There used to be a time when a simple resume, a warm smile and a firm handshake were all you needed to land that new job. But we live in a new age, one dripping in technology and social media personas. Relying on just a resume while ignoring professional platforms, like LinkedIn, just may cost you that job.

According to an article from U.S.News, employers are looking at potential employee’s social media sites, like Linkedin, to get to know them prior to hiring. The article advises:

“LinkedIn profiles should be more personal and more engaging than a resume. And as LinkedIn has become more robust, with the capability to link files, videos, portfolios, and other beneficial information, it often provides a portrait that is richer and deeper than a resume. Multimedia presentations, projects, and videos are more common elements of LI profiles. Summaries continue to become more creative in presenting motivation, passion, and individuality.”

It’s important to show that you’re willing to adapt to this new business landscape and that you are up to date with all of the available social media technologies. Hopefully you’ve already done away with that outdated AOL email domain and removed your pager and/or fax number from your resume. But how about that Linkedin profile page? Is it working for or against your future employment opportunities?

Here are five LinkedIn profile tips that can help complement your resume and land you that job:

Don’t advertise that you are desperately seeking employment. Even if it’s the truth, your profile is not the place to advertise your desperation so remove any wording that includes things like “I need a job NOW so I can pay my bills!”. Instead, you’ll want to list your professional accomplishments showing potential employers how desirable your skills are in the work place.

Follow the companies you would like to work for and make connections with their employees. Growing your network, especially with others in your desired field, shows that you are engaging, your ideas are worth listening to and that you have critical networking resources which are very attractive to employers.
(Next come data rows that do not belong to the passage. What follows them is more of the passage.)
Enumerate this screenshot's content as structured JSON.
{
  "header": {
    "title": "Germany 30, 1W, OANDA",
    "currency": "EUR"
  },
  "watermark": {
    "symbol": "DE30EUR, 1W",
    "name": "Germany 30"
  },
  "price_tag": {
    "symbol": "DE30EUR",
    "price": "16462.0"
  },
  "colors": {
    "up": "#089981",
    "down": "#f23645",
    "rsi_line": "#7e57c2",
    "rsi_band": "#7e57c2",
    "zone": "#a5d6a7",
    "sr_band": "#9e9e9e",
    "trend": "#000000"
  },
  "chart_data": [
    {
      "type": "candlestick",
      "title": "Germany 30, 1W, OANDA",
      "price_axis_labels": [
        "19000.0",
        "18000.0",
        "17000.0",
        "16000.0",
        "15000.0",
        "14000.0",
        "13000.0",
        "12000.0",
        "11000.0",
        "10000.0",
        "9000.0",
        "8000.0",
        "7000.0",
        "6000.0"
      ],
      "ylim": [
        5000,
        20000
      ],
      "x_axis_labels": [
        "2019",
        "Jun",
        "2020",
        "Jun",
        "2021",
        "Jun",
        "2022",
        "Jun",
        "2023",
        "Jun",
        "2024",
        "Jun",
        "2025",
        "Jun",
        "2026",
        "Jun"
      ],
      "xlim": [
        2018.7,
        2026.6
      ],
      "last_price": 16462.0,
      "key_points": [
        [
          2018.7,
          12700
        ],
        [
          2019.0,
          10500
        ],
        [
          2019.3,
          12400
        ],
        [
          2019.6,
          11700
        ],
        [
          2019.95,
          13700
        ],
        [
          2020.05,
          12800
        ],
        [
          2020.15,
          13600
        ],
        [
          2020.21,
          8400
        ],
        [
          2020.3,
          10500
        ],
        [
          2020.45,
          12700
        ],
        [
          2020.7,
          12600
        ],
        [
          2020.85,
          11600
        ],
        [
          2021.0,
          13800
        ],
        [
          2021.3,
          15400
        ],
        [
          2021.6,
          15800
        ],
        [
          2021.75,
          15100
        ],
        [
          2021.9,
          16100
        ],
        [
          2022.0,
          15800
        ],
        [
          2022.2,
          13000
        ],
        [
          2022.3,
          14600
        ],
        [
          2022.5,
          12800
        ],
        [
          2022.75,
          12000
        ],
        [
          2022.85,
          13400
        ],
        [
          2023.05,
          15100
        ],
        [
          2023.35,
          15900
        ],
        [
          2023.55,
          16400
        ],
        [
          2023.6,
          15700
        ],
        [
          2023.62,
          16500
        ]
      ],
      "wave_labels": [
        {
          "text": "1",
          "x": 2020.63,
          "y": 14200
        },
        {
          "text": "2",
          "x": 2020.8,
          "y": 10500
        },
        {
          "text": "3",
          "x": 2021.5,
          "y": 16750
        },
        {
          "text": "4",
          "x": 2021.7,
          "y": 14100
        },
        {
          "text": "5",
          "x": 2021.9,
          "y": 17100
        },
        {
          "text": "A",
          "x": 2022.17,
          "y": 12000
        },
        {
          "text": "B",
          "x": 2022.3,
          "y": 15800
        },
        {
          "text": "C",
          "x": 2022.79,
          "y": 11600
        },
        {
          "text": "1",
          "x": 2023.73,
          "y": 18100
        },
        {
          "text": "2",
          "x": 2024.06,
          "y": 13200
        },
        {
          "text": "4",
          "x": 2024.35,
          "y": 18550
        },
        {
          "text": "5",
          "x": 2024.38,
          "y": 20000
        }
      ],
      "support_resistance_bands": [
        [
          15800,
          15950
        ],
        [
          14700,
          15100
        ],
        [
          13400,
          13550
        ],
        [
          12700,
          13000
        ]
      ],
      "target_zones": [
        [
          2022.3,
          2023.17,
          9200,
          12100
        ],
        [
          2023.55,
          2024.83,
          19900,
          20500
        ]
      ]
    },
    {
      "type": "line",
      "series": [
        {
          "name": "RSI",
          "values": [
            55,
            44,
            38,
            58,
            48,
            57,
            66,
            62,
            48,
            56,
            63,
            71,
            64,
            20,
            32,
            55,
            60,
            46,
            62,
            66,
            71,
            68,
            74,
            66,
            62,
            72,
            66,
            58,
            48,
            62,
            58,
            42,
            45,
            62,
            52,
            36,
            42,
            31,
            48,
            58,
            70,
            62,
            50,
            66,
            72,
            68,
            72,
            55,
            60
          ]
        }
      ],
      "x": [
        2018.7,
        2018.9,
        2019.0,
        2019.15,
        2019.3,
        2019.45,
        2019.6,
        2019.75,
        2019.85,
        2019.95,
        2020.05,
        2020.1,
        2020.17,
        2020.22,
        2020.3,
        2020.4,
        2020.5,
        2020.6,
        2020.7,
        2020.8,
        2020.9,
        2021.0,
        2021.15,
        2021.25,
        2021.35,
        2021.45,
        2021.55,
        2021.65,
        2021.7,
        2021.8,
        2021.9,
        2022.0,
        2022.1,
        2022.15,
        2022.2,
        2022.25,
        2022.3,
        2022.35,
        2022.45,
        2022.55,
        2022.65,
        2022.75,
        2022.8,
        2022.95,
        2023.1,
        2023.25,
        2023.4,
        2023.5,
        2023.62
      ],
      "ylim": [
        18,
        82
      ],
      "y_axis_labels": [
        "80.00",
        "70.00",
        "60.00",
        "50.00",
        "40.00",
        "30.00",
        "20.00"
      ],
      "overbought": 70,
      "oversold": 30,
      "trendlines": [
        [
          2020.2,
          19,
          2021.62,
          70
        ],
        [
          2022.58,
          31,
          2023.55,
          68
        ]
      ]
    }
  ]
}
Show your personality. Your resume is pretty cut and dry. It’s probably been edited several times to ensure it’s no more than one page and that your qualifiers are clear, concise and to the point. But it does nothing to show who you are as a person or an employee. Use your LinkedIn profile as a means to express your personality.

Expand on experience. Your LinkedIn profile is the perfect place to link to blog posts or articles you’ve written, videos you’ve created and projects or volunteering opportunities you’ve participated in. You’ll have more space than your resume to expand on both your professional and personal accomplishments.

Manage your recommendations. Most employers read recommendations even if they aren’t a ‘make it or break it’ feature. However, a few well-written recommendations from a diverse group of people who really know you can make an impression. When comparing two equally qualified candidates for one position, recommendations can provide a gentle nudge in your favor. Ask trusted colleagues to write recommendations for you and write recommendations for them in return.

LinkedIn is currently the dominant professional social networking site out there. Keeping your profile updated, engaging in relevant groups and/or posting interesting articles on your home feed will help solidify your professional image.